For much for 2011 and 2012 one of the core debates in UK macroeconomics revolved around what came to be termed the ‘productivity puzzle’. During the crisis output fell by much more than employment and, as consequence, productivity fell. This led to a discussion about the causes of that productivity drop and the forming of two broad camps – those who believed that the UK’s weak productivity performance was due to supply side factors and those who thought the causes were more on the demand side.
This debate may appear to be of primarily academic interest but in reality it was crucial to policy makers, it cuts to the heart of the question – ‘why has UK growth been so poor since 2009?’
If the problems are on the supply side then any boost to demand (such as through a fiscal stimulus) will simply push up prices as output struggled to keep pace with increased spending. Whereas if the problems are primarily on the demand side, then there is a much stronger case for stimulus
Whatever the cause, the UK’s productivity performance since the crisis has been extremely poor:
After a big fall in 2009, productivity has failed to recover.
For what’s worth – I’ve always thought that the UK has both demand and supply side issues that needed resolving. The correct policy response is on the demand side in the short run and the supply side in the medium run. (This TUC Economic Report from earlier in the year covers the debate in more detail).
I’ve re-hashed this all today because recent economic data is offering a tentative answer to the ‘puzzle’ and it looks like the supply side pessimists were wrong.
It is certainly starting to look like productivity may be about to rebound. I’d offer three bits of evidence.
Starting with GDP, we now know output grew by 0.7% in the second quarter (on a quarter by quarter basis).
By contrast over the same period (Q2 on Q1), the number of people in work grew by only 0.2% (and the number of hours worked grew a little faster at 0.3%). Simply put, output in the second quarter grew by considerably more than the number of people in work suggesting a pickup in productivity growth.
Of course a single quarter’s data doesn’t constitute a trend, but there are other signs to.
Yesterday’s strong manufacturing PMI showed a pick pickup in orders and output but only a modest improvement in employment. This again is suggestive of improving productivity.
Today’s OECD forecast for the UK good upward revisions to growth in 2013 and 104 but again only modest changes to employment forecasts.

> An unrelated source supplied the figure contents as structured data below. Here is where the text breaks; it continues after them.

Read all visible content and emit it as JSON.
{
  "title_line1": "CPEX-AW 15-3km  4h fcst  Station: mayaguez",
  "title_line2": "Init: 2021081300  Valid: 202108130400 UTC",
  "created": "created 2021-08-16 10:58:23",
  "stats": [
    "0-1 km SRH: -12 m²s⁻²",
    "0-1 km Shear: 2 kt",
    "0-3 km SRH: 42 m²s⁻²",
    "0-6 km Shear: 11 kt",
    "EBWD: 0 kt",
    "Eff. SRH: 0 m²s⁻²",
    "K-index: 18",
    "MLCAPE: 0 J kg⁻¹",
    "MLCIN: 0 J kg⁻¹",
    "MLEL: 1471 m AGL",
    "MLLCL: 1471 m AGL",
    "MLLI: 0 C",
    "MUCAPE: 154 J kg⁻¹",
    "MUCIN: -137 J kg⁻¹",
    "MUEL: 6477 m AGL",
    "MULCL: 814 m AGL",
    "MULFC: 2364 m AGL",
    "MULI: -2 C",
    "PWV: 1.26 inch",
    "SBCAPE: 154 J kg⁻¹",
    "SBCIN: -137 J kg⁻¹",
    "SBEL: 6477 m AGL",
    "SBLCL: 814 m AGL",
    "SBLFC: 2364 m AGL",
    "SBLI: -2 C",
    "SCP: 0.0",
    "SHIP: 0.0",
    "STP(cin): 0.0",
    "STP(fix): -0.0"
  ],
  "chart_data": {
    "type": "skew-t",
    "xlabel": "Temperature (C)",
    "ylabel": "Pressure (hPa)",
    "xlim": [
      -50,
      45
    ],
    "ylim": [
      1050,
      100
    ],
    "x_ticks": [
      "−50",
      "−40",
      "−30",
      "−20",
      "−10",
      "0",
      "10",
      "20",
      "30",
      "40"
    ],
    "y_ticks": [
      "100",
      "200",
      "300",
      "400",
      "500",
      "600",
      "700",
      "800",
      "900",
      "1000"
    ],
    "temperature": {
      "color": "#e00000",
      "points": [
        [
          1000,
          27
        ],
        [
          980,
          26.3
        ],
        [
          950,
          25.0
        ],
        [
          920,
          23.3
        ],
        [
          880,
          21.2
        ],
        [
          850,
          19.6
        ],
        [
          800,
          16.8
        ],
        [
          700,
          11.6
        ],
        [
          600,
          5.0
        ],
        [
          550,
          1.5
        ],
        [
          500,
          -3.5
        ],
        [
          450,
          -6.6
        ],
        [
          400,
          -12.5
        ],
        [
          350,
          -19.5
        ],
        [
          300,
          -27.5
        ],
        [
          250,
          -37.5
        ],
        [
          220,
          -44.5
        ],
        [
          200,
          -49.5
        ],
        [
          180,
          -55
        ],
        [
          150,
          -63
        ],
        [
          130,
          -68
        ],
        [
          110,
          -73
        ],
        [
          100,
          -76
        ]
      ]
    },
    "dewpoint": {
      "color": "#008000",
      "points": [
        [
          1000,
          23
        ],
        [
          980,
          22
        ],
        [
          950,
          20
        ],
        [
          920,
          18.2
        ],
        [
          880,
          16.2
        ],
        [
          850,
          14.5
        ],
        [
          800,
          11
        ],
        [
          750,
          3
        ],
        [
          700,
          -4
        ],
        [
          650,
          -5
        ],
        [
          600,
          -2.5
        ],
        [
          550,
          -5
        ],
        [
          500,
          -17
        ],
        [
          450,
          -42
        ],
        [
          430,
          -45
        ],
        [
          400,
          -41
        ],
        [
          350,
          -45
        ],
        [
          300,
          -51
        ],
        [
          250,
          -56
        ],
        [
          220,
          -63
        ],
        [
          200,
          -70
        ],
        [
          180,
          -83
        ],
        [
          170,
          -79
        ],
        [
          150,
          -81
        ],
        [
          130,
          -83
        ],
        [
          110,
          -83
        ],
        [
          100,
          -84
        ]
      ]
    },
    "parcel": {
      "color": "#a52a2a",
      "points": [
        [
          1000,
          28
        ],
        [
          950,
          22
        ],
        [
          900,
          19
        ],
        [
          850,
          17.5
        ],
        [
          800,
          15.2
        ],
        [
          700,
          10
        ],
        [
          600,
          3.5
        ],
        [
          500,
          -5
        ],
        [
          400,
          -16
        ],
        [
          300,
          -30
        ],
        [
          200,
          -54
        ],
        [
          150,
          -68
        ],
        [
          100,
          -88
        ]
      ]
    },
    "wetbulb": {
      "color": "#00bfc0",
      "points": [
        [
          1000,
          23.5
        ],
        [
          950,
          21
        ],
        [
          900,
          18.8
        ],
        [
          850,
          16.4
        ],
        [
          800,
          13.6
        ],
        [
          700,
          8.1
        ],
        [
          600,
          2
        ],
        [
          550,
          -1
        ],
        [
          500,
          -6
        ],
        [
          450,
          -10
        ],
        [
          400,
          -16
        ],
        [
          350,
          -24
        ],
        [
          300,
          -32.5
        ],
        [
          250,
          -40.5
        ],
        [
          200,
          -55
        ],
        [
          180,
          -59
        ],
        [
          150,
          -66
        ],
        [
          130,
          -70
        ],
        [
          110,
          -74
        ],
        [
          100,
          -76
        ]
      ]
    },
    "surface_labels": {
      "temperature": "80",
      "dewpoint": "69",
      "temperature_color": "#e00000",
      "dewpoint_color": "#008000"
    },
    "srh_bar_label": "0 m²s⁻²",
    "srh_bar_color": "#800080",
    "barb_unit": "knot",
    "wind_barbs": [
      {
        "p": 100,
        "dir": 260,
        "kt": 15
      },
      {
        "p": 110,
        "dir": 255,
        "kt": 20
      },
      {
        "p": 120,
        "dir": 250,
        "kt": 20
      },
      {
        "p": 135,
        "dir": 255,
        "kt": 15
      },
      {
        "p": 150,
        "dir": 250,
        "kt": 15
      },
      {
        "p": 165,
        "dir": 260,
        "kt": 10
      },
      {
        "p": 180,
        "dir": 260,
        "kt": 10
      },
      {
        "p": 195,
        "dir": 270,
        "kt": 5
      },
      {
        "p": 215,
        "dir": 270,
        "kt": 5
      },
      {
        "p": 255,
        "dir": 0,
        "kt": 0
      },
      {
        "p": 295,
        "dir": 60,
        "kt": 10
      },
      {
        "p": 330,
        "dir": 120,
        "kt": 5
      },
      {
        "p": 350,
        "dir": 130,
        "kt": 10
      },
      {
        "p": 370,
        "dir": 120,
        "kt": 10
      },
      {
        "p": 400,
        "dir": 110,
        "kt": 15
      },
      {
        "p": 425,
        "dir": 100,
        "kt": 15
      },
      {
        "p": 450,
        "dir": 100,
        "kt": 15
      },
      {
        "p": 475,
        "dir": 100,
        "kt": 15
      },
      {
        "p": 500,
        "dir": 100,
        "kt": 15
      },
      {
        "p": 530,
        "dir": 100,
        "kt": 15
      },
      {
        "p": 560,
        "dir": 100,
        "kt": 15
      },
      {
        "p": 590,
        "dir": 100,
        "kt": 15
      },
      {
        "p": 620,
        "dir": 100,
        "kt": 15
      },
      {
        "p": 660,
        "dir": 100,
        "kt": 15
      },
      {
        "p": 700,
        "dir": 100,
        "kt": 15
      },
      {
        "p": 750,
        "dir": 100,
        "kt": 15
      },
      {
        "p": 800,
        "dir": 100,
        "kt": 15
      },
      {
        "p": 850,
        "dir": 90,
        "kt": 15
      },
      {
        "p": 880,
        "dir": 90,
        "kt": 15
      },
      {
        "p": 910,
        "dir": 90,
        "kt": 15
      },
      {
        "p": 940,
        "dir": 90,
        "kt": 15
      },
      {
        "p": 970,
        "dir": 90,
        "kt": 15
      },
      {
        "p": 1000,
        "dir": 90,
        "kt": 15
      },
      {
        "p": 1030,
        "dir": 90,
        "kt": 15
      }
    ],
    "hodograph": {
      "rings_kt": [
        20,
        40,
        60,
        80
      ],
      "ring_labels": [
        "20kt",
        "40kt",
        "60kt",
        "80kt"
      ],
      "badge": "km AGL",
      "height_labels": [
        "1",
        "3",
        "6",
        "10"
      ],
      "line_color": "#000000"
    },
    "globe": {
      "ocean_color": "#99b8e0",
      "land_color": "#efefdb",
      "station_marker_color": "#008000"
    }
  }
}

It is starting to look like a productivity pickup began earlier in the year and that it might be maintained.
Given there have been no major changes to the supply side of the economy over the past 6 months, the explanation for this productivity growth should be looked for on the demand side of the economy.
I would argue that the falling household savings ratio has provided a boost to demand and this is leading to higher measured productivity.
So, if productivity is picking up, what does this mean for the economy? I’d argue it could have potentially large effects on both monetary and fiscal policy but the impact on living standards might be more muted.
First off, a productivity pickup implies (given the Bank of England’s new thresholds and guidance) that rates will remain low for an extended period. Higher productivity will mean that unemployment falls less as demand increases than would otherwise be the case. This all implies that ILO unemployment may remain above 7.0% for longer than it would with lower productivity.
It also means that increased demand will be less inflationary, again taking away some of the pressure for rate increases.
Second, in terms of fiscal policy the impact of higher productivity could be substantial. Faster productivity growth could easily led to the OBR revising up its forecast of the output gap and hence revising down its estimate of the structural deficit. As I’ve argued before, this could have huge economic and political consequences.
Finally, what does higher productivity mean for living standards? In the medium to long run it has the potential to be very good news indeed (higher productivity means more output per person and hence a higher standard of living) but in the short run it may not mean much.
Despite a productivity improvement in 2013 so far, there appears to be little upward pressure on wages. Beginning in the 1980s productivity and wages began to decouple and currently that does not look set to be reversed. Re-coupling productivity and wages is a major challenge for policy makers and one that cuts to the heart of ‘economic reform’.
Rising productivity is no doubt a good thing for the UK economy but if we want to make sure that people in the middle and below benefit from it, then that means economic reform and that is the job of politics.